3. What is happening in this photo? a. A child is pointing an AK-47 at me. You can tell he is a sniper by the camouflage. b. Two silly people who don’t know that meat comes from the grocery store are blasting away at endangered species. c. I don’t know, but I’ve assumed the fetal position while shivering in a mysterious puddle. Send help. d. A father is teaching his son about the value of science-based conservation, ethical hunting and safe firearms handling as they hunt turkeys together.
4. Which of these things applies to you, the American citizen? a. I didn’t know AK-47s came in text format. Huh. b. The first thing. That second thing was just a typo or something. c.
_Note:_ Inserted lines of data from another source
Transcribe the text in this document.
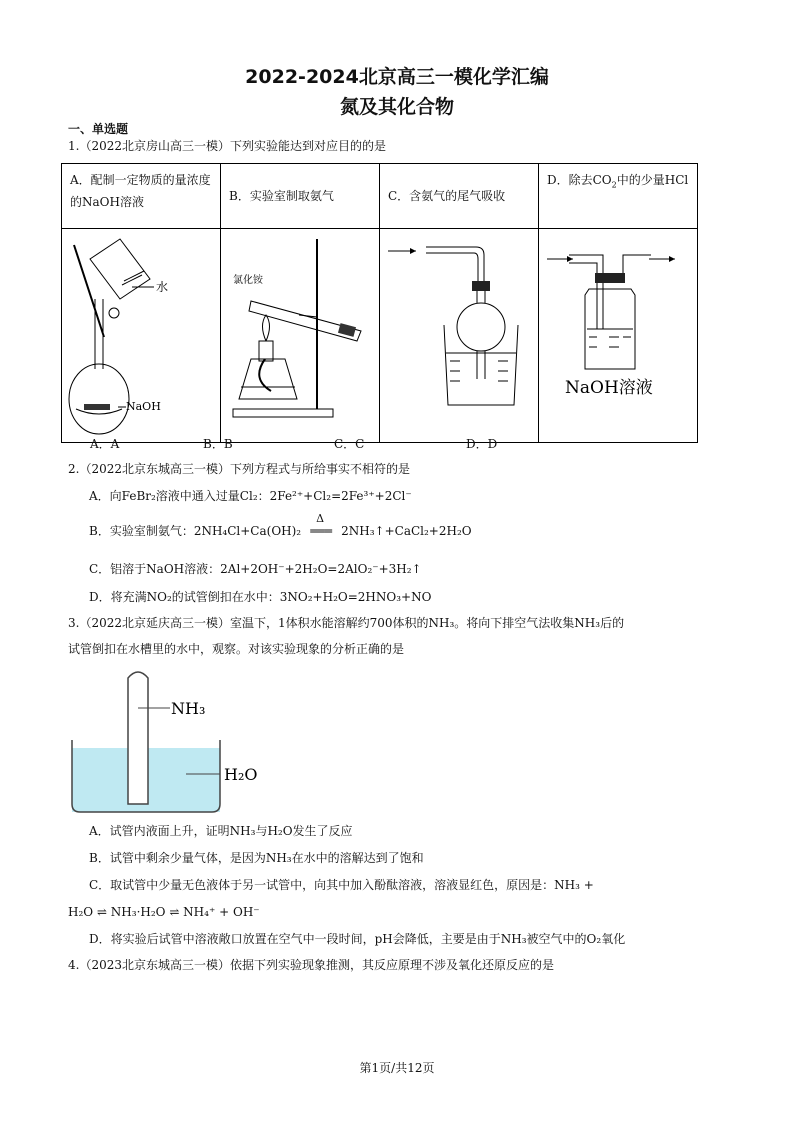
2022-2024北京高三一模化学汇编
氮及其化合物
一、单选题
1.（2022北京房山高三一模）下列实验能达到对应目的的是
A．配制一定物质的量浓度的NaOH溶液	B．实验室制取氨气	C．含氨气的尾气吸收	D．除去$CO_2$中的少量HCl

水
NaOH	氯化铵		NaOH溶液
A．A	B．B	C．C	D．D
2.（2022北京东城高三一模）下列方程式与所给事实不相符的是
A．向FeBr₂溶液中通入过量Cl₂：2Fe²⁺+Cl₂=2Fe³⁺+2Cl⁻
B．实验室制氨气：2NH₄Cl+Ca(OH)₂
Δ
═══ 2NH₃↑+CaCl₂+2H₂O
C．铝溶于NaOH溶液：2Al+2OH⁻+2H₂O=2AlO₂⁻+3H₂↑
D．将充满NO₂的试管倒扣在水中：3NO₂+H₂O=2HNO₃+NO
3.（2022北京延庆高三一模）室温下，1体积水能溶解约700体积的NH₃。将向下排空气法收集NH₃后的
试管倒扣在水槽里的水中，观察。对该实验现象的分析正确的是
NH₃
H₂O
A．试管内液面上升，证明NH₃与H₂O发生了反应
B．试管中剩余少量气体，是因为NH₃在水中的溶解达到了饱和
C．取试管中少量无色液体于另一试管中，向其中加入酚酞溶液，溶液显红色，原因是：NH₃ +
H₂O ⇌ NH₃·H₂O ⇌ NH₄⁺ + OH⁻
D．将实验后试管中溶液敞口放置在空气中一段时间，pH会降低，主要是由于NH₃被空气中的O₂氧化
4.（2023北京东城高三一模）依据下列实验现象推测，其反应原理不涉及氧化还原反应的是
第1页/共12页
I don’t care, but I’m 100% certain I need new pants! d. All of them apply to me as an individual, and I don’t see why this is so confusing to some people.
5. What does this sign mean? a. The AK-47s have been rounded up and put in a pen. b. There is no more crime and all of our problems have been solved. Kum-ba-yah! c. I finally know one—it’s a safe space! (I hope they sell pants there.) d. This is a business that doesn’t want my money.
If you got mostly A’s: Congratulations! You’re qualified to be a mainstream journalist…if you can figure out how to hide from the AK-47s, that is!
If you got mostly B’s: You’re also qualified to be a mainstream journalist…if you can find someone else to take over your YouTube commenting duties, that is!
If you got mostly C’s: You’re already a mainstream journalist. And also the reason we buy stock in companies that make laundry detergent.
If you got mostly D’s: Sorry, but you just don’t have what it takes to write about guns or gun rights for a mainstream publication. The good news is that you can still get rich (see the stock tip above)!